Chapitre 27
Cela faisait quatre mois que j'avais fui. Il fallait être réaliste : j'avais fui. Je m'étais trouvée un petit job de fleuriste. J'avais appris sur le tas avec la patience et la gentillesse de Judith. C'était elle qui m'avait trouvé un matin, broyant du noir dans un café. Elle s'était assise au comptoir à côté de moi. Elle m'avait à peine saluée que je lui avais demandé si elle connaissait John ou Diego. Elle avait ri et juré n'avoir encore jamais entendu parler ces hommes et au fur et à mesure nous avions échangé. De tout et de rien au début. N'ayant rien d'autre à faire, elle m'avait proposée de l'accompagner à sa boutique. Les premiers jours je ne faisais que la regarder, scrutant ses gestes, admirant le don qu'elle avait de sublimer les fleurs dans des bouquets et des compositions.

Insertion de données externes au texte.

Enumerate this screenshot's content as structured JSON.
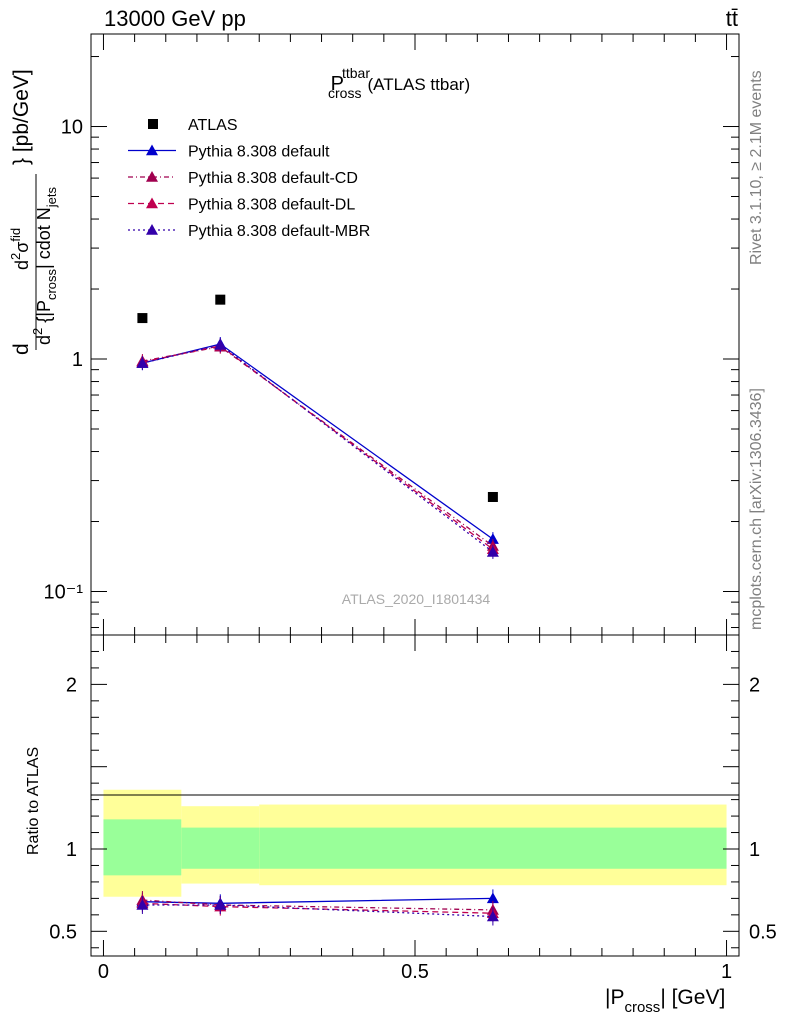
{
  "header": {
    "energy_label": "13000 GeV pp",
    "process_label": "tt̄"
  },
  "side_text": {
    "rivet": "Rivet 3.1.10, ≥ 2.1M events",
    "mcplots": "mcplots.cern.ch [arXiv:1306.3436]"
  },
  "watermark": "ATLAS_2020_I1801434",
  "colors": {
    "atlas": "#000000",
    "default": "#0000cc",
    "cd": "#a0004f",
    "dl": "#c0004f",
    "mbr": "#3300aa",
    "band_yellow": "#ffff99",
    "band_green": "#99ff99"
  },
  "chart_data": [
    {
      "type": "scatter",
      "panel": "main",
      "title": "P_cross^ttbar (ATLAS ttbar)",
      "title_main": "P",
      "title_sup": "ttbar",
      "title_sub": "cross",
      "title_rest": "(ATLAS ttbar)",
      "ylabel": "d²σ^fid / d²{|P_cross| cdot N_jets} [pb/GeV]",
      "y_scale": "log",
      "ylim": [
        0.065,
        25
      ],
      "xlim": [
        -0.02,
        1.02
      ],
      "y_tick_labels": [
        "10⁻¹",
        "1",
        "10"
      ],
      "legend_position": "top-left",
      "series": [
        {
          "name": "ATLAS",
          "key": "atlas",
          "style": "marker",
          "x": [
            0.0625,
            0.1875,
            0.625
          ],
          "y": [
            1.5,
            1.8,
            0.255
          ]
        },
        {
          "name": "Pythia 8.308 default",
          "key": "default",
          "style": "solid",
          "x": [
            0.0625,
            0.1875,
            0.625
          ],
          "y": [
            0.96,
            1.16,
            0.168
          ]
        },
        {
          "name": "Pythia 8.308 default-CD",
          "key": "cd",
          "style": "dash-dot",
          "x": [
            0.0625,
            0.1875,
            0.625
          ],
          "y": [
            0.98,
            1.13,
            0.157
          ]
        },
        {
          "name": "Pythia 8.308 default-DL",
          "key": "dl",
          "style": "dashed",
          "x": [
            0.0625,
            0.1875,
            0.625
          ],
          "y": [
            0.97,
            1.14,
            0.152
          ]
        },
        {
          "name": "Pythia 8.308 default-MBR",
          "key": "mbr",
          "style": "dotted",
          "x": [
            0.0625,
            0.1875,
            0.625
          ],
          "y": [
            0.96,
            1.15,
            0.148
          ]
        }
      ]
    },
    {
      "type": "line",
      "panel": "ratio",
      "ylabel": "Ratio to ATLAS",
      "xlabel": "|P_cross| [GeV]",
      "xlabel_main": "|P",
      "xlabel_sub": "cross",
      "xlabel_rest": "| [GeV]",
      "ylim": [
        0.35,
        2.3
      ],
      "xlim": [
        -0.02,
        1.02
      ],
      "x_ticks": [
        0,
        0.5,
        1
      ],
      "x_tick_labels": [
        "0",
        "0.5",
        "1"
      ],
      "y_ticks": [
        0.5,
        1,
        2
      ],
      "y_tick_labels": [
        "0.5",
        "1",
        "2"
      ],
      "bands": [
        {
          "x_from": 0.0,
          "x_to": 0.125,
          "yellow": [
            0.71,
            1.36
          ],
          "green": [
            0.84,
            1.18
          ]
        },
        {
          "x_from": 0.125,
          "x_to": 0.25,
          "yellow": [
            0.79,
            1.26
          ],
          "green": [
            0.88,
            1.13
          ]
        },
        {
          "x_from": 0.25,
          "x_to": 1.0,
          "yellow": [
            0.78,
            1.27
          ],
          "green": [
            0.88,
            1.13
          ]
        }
      ],
      "series": [
        {
          "name": "Pythia 8.308 default",
          "key": "default",
          "style": "solid",
          "x": [
            0.0625,
            0.1875,
            0.625
          ],
          "y": [
            0.68,
            0.67,
            0.7
          ]
        },
        {
          "name": "Pythia 8.308 default-CD",
          "key": "cd",
          "style": "dash-dot",
          "x": [
            0.0625,
            0.1875,
            0.625
          ],
          "y": [
            0.69,
            0.66,
            0.63
          ]
        },
        {
          "name": "Pythia 8.308 default-DL",
          "key": "dl",
          "style": "dashed",
          "x": [
            0.0625,
            0.1875,
            0.625
          ],
          "y": [
            0.67,
            0.65,
            0.61
          ]
        },
        {
          "name": "Pythia 8.308 default-MBR",
          "key": "mbr",
          "style": "dotted",
          "x": [
            0.0625,
            0.1875,
            0.625
          ],
          "y": [
            0.66,
            0.66,
            0.59
          ]
        }
      ]
    }
  ]
}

Et puis un jour, elle me demanda de servir un client, puis de préparer les fleurs, je faisais la petite main. Nous parlions beaucoup dans son atelier. Pas vraiment de nous, ni de nos vies. Je ne lui avais rien dit concernant mon frère et John. Elle ne m'avait pas posé de question, je ne lui en posais pas. Elle me parlait des fleurs, je pouvais l'écouter des heures. Parfois nous avions des débats philosophiques sur la vie, l'amour, le regret. Nous n'avions aucune attente l'une envers l'autre. J'étais avec elle comme dans une bulle échappée du temps.
Je n'avais appelé ni cherché à joindre personne. Je n'avais pas racheté de téléphone. Je vivais au jour le jour, sur mes économies. J'avais retiré tout ce que j'avais pu en liquide en arrivant dans la région. Je ne voulais pas que l'on me retrouve facilement. Déjà ils savaient dans quelle partie du pays je me trouvais, c'était déjà pas mal. Je ne me préoccupais pas d'eux la journée. J'étais pleinement ancrée dans le présent, mon nouveau mantra était carpe diem. Je profitais de ce que m'apportais chaque jour. Ce fut naturellement que Judith me proposa une chambre de bonne au-dessus de son magasin lorsque je lui avais avoué n'avoir bientôt plus assez d'économie pour vivre à l'hôtel. Ce jour-là elle avait même ajouté :
- Ecoute Bella, je ne peux pas t'embaucher et te verser un salaire. Mais je t'offre le gite et le couvert en échange de ton aide et de ta compagnie. Je commence à me faire vieille et je supporte de moins en moins la solitude.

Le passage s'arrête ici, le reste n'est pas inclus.